More than tired. Exhausted, Blake thought. It had been resignation, not relaxation, smoothing the cares earlier. He ought to be figuring out something to say to Zen, as soon as he could drag his attention away from Avon’s weary, defeated face,
Correct crew data necessary. Priority clarification required.
He wasn’t the one who had lied. How was he meant to sort this out? The easiest way was to tell Zen the truth, let the computer deal with the traitor. Blake wondered if Avon thought he might even contemplate this. Probably, after the way he’d attacked the man.
Time. He just needed to win them both some time. Blake walked up to the back of the room, so that he could see both Zen’s lights and Avon’s slumped figure. “Zen. What do you calculate the logical purpose of the human emotion of fear to be?”
Query impulse towards avoidance of unnecessary damage?
“Not really, no. How about greed?”
Query impulse towards securing of scarce resources to maintain function?
“Closer. Still not there. Anger?”
Zen hummed. No satisfactory equivalent.
“Betrayal?”
No satisfactory equivalent.
Avon was shifting round to watch him now, face still closed and drawn.
“Physical desire?”
No satisfactory equivalent.
“So you do not fully understand the processes by which your human crew function, Zen. Confirm.”
Confirmed.
“You cannot therefore accurately judge what our essential requirements are. Confirm.”
Confirmed.
“Right now your crew’s need to carry on with their incomplete activity has higher priority than your need for clarification. Confirm.”
Data not available.
“I’m telling you. That’s your data. Confirm.”

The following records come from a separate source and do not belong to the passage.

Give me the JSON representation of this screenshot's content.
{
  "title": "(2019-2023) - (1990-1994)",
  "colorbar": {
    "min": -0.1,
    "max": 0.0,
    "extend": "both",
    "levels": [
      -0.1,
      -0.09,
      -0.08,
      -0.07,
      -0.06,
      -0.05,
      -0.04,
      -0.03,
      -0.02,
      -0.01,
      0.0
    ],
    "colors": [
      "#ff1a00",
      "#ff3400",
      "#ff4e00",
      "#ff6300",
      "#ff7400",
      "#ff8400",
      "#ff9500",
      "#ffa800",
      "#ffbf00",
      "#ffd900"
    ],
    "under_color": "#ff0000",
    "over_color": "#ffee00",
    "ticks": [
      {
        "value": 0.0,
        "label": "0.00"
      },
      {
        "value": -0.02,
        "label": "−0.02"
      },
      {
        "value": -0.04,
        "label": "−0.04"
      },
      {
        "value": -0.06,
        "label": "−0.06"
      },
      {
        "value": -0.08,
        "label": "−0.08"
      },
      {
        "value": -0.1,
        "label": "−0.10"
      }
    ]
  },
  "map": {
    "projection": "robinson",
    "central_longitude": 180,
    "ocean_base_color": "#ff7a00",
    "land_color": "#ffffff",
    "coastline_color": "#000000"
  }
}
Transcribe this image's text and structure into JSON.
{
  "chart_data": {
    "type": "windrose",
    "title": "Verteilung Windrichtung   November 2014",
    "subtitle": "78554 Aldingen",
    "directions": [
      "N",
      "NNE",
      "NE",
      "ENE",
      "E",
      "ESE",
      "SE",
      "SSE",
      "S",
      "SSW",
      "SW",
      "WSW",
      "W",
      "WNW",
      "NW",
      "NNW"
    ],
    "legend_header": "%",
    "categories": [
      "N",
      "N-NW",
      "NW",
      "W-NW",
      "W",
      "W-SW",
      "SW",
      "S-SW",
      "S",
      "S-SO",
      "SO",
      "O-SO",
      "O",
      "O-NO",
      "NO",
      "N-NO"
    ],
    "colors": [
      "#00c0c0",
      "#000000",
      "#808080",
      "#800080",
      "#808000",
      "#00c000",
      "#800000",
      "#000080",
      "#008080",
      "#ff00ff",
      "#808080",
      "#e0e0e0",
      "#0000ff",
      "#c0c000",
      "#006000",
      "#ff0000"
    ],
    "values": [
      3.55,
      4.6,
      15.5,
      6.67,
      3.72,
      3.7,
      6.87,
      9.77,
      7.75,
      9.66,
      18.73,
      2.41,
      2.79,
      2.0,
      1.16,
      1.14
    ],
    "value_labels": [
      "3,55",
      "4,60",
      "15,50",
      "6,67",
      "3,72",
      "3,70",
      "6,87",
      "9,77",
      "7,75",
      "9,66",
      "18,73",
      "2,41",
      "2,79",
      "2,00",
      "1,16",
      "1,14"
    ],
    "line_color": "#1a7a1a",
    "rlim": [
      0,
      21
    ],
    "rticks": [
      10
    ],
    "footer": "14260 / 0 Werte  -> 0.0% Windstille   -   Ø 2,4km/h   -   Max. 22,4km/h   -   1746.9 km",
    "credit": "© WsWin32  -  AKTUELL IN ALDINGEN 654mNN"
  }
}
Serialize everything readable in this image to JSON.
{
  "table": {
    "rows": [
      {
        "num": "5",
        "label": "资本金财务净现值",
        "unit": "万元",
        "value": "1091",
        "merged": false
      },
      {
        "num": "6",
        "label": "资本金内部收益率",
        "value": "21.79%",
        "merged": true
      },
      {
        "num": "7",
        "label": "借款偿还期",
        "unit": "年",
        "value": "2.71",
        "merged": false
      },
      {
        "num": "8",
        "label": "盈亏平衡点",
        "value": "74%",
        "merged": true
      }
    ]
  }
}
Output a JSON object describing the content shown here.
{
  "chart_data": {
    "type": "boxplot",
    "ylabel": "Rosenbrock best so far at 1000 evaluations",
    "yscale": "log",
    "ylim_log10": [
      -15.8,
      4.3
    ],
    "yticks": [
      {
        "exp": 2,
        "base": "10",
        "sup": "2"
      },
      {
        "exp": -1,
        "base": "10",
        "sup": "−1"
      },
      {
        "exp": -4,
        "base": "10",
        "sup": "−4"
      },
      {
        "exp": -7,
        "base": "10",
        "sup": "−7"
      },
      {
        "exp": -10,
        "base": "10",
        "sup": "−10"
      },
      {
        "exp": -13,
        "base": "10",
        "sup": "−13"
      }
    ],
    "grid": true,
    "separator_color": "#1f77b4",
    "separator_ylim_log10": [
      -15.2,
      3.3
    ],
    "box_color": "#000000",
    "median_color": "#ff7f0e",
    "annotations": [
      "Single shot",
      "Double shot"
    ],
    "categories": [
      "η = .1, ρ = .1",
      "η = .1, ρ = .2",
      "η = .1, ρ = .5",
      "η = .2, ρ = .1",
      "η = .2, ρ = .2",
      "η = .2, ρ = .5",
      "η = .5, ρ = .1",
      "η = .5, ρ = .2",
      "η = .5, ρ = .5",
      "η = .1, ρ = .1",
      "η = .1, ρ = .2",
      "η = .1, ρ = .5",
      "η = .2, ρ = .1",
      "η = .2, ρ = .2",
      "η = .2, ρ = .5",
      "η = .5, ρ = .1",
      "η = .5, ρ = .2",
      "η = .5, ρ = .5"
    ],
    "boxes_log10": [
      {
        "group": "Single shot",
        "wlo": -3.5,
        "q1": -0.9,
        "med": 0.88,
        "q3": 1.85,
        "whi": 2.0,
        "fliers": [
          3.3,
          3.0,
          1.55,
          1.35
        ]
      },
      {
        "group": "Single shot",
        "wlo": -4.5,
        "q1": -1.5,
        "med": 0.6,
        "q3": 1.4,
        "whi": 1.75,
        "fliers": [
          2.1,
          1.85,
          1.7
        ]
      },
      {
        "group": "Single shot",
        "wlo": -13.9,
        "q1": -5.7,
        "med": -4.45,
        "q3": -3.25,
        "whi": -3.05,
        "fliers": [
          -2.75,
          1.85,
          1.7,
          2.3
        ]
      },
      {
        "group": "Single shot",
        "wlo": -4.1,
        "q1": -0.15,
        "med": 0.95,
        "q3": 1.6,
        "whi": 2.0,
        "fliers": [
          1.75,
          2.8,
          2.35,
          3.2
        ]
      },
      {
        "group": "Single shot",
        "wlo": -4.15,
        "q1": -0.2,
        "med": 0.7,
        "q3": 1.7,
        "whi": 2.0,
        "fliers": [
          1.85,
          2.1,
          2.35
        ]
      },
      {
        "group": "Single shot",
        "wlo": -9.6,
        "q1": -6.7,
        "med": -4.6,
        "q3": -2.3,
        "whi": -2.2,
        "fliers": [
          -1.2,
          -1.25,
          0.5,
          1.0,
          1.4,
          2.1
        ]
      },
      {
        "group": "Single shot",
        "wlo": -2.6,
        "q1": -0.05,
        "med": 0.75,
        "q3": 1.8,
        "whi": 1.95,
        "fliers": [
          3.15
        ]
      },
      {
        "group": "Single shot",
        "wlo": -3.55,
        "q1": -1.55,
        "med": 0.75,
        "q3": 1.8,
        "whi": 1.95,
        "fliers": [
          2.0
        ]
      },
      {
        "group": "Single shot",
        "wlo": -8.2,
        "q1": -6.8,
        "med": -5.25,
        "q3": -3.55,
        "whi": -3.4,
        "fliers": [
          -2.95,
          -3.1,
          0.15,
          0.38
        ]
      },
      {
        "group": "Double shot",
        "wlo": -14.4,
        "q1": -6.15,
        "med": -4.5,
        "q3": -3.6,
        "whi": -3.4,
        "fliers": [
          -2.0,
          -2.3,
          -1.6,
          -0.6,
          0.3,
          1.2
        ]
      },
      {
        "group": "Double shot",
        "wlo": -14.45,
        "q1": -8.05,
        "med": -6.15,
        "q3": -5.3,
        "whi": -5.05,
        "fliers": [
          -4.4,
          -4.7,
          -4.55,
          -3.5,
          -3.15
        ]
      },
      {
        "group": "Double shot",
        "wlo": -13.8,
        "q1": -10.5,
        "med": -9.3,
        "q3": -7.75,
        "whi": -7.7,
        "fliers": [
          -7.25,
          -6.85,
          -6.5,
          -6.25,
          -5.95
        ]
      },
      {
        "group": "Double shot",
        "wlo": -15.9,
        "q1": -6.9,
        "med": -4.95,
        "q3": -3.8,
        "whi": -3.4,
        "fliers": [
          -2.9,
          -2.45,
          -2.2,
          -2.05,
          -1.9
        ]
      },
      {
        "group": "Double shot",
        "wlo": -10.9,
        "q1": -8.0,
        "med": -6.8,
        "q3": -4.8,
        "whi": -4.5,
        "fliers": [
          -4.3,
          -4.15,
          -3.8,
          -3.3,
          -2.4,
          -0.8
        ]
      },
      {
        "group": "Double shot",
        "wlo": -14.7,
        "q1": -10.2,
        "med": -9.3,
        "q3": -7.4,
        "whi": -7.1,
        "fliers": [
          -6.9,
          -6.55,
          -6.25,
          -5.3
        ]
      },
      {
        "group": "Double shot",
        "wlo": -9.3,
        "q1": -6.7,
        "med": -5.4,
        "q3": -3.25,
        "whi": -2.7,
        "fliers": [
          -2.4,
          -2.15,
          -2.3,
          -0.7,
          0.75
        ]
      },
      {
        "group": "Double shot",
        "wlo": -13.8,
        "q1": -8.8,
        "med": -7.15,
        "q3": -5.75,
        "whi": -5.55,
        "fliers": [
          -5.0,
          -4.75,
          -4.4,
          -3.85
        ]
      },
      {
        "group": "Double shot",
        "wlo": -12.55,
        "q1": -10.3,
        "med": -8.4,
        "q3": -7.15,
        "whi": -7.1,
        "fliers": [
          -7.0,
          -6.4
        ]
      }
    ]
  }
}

A pause. Not enough time available for crew activity completion before Earth operation commences, Zen insisted, parroting Avon.
“How long until we are in teleport distance?”
Eleven minutes and three seconds.
“We don’t need to complete anything before Earth operation. We do need to continue uninterrupted for approximately nine minutes. Confirm.”
Confirmed. Zen finally agreed.
Blake wiped a hand across his forehead. On the plus side, he’d got Zen off their backs. On the minus… he spread his hands in mock apology towards Avon. “Best I could do. You did tell me to sort it.”
“I did. I should have known better.” Avon pushed himself reluctantly up onto his feet again, waving away the coffee bearing robot. “I suppose you had better come down here and start hitting me again.”